Question

In the fig, ABC is a right-angled triangle, $\angle B = {90^0},$ AB = 28 cm and BC = 21cm. With AC as diameter, a semicircle is drawn and with BC as radius a quarter circle is drawn. Find the area of the shaded region.

Answer 1

Hint- From the figure, we can say that there are three visual shapes one is a triangle and other are two semi-circles. It is a simple mensuration problem in which we will use a formula of area right angled triangle and that of semicircle.

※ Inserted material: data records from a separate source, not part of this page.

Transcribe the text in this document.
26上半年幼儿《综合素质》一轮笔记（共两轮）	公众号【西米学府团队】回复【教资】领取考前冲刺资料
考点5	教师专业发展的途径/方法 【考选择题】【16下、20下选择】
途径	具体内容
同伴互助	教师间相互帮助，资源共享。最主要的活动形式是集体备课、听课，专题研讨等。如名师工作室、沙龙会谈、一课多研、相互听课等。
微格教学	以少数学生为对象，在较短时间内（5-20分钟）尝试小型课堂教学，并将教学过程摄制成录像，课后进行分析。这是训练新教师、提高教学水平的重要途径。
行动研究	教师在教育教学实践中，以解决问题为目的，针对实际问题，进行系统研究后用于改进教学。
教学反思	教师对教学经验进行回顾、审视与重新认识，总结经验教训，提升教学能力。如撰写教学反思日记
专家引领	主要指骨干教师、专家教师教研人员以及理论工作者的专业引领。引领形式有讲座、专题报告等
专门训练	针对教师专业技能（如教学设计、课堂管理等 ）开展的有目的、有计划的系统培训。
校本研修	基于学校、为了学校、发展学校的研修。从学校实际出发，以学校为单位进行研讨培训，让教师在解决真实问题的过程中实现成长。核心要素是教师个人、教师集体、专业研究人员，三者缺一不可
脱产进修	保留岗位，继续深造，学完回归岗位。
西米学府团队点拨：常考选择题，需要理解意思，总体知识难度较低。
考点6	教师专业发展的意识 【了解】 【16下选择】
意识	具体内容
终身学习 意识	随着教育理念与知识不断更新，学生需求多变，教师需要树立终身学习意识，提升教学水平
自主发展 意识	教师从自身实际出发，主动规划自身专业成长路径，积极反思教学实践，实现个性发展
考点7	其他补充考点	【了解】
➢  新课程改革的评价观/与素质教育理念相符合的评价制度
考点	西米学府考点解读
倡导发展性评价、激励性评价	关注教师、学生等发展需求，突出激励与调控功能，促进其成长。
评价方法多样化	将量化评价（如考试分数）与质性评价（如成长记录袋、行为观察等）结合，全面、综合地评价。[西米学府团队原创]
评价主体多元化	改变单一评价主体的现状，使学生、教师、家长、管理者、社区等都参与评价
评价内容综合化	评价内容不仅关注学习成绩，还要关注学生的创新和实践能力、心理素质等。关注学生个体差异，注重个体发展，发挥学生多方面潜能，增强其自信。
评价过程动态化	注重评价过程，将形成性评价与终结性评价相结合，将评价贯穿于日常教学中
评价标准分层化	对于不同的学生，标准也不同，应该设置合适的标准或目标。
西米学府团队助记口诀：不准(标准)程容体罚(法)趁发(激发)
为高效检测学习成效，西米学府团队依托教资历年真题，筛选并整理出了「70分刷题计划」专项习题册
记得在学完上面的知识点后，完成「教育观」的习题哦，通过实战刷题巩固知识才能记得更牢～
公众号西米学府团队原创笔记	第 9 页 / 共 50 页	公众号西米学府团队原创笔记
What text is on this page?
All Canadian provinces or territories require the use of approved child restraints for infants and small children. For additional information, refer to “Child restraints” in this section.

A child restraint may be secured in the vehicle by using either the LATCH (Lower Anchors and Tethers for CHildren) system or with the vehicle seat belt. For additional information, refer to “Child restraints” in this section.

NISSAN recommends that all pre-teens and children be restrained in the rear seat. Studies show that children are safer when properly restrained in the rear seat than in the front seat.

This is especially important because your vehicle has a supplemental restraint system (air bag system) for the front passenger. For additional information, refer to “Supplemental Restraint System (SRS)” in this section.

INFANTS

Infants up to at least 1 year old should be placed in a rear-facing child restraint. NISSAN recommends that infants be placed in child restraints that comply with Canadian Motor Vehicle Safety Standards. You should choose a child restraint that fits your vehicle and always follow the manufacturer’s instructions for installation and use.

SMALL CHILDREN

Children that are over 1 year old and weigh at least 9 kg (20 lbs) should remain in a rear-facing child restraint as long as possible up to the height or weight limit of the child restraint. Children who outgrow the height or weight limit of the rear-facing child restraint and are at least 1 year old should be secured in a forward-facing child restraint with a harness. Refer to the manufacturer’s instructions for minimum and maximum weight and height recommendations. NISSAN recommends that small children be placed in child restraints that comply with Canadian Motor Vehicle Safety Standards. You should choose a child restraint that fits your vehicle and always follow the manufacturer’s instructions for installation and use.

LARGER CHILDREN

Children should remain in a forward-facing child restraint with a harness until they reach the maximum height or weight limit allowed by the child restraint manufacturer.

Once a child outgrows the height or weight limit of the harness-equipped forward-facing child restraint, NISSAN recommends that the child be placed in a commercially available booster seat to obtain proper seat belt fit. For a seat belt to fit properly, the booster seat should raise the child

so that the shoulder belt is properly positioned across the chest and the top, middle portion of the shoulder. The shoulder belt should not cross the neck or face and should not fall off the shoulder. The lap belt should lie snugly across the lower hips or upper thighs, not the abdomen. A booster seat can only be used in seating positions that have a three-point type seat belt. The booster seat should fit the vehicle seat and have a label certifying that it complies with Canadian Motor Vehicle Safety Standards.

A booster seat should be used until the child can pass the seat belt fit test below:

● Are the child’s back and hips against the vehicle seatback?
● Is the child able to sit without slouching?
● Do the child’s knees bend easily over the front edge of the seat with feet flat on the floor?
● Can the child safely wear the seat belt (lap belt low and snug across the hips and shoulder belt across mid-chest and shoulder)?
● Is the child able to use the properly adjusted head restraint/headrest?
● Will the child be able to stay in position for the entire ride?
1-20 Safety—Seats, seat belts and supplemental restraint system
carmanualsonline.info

Complete step-by-step answer:
Formula used- Area of right angle triangle
$ = \dfrac{1}{2} \times base \times altitude$
Area of the semi-circle
$ = \dfrac{1}{2}\left( {\pi {r^2}} \right)$
Where r is the radius of the circle
Area of the semi-circle
In triangle ABC the hypotenuse is the diameter of the semicircle, there first we will calculate the diameter using the Pythagoras theorem
$
  A{C^2} = A{B^2} + B{C^2} \\
  A{C^2} = {28^2} + {21^2} \\
  AC = \sqrt {1225} \\
  AC = 35cm \\
$
Therefore the radius of the semi-circle is given by
$
  r = \dfrac{{AC}}{2} \\
  r = \dfrac{{35}}{2} = 17.5cm \\
$
Now, the area of the semi-circle is given by
$ = \dfrac{1}{2}\left( {\pi {r^2}} \right)$
Substituting the value of radius in the above equation, we get
$
   = \dfrac{1}{2}\left( {\pi {r^2}} \right) \\
   = \dfrac{1}{2} \times \pi \times {\left( {17.5} \right)^2} \\
   = 480.8c{m^2} \\
$
Now, the area of the quarter circle is given by
$ = \dfrac{1}{4}\left( {\pi {r^2}} \right)$
Substituting the value of the radius in the above equation, we get
$
   = \dfrac{1}{4}\left( {\pi {r^2}} \right) \\
   = \dfrac{1}{4} \times \pi \times {\left( {21} \right)^2} \\
   = 346.2c{m^2} \\
$
Area of the triangle is
$ = \dfrac{1}{2} \times base \times altitude$
Substituting the value of base and height from the figure, we get
$
   = \dfrac{1}{2} \times 21 \times 28 \\
   = 294c{m^2} \\
$
Now, we will calculate the area of the shaded region
The area of the shaded region is equal to sum of the area of the semi-circle and the area of the triangle – area of the quarter circle
= area of the semi-circle + area of the triangle – area of the quarter circle
Substituting the value of the areas calculated above in the equation, we get
$
   = 480.82 + 294 - 364.2 \\
   = 428.6c{m^2} \\
$
Hence, the area of the shaded region is $428.6c{m^2}$

Note- In order to solve these types of questions. Learn all the formulas related to the area of the triangle semi-circle. Since the semi- circle is the half of the circle and the quarter circle is the one fourth of the circle. So in order to find the area of the semi- circle and quarter circle, we will find the area of the circle then half it and one fourth it respectively. Draw the figure to get better visualization of the problem.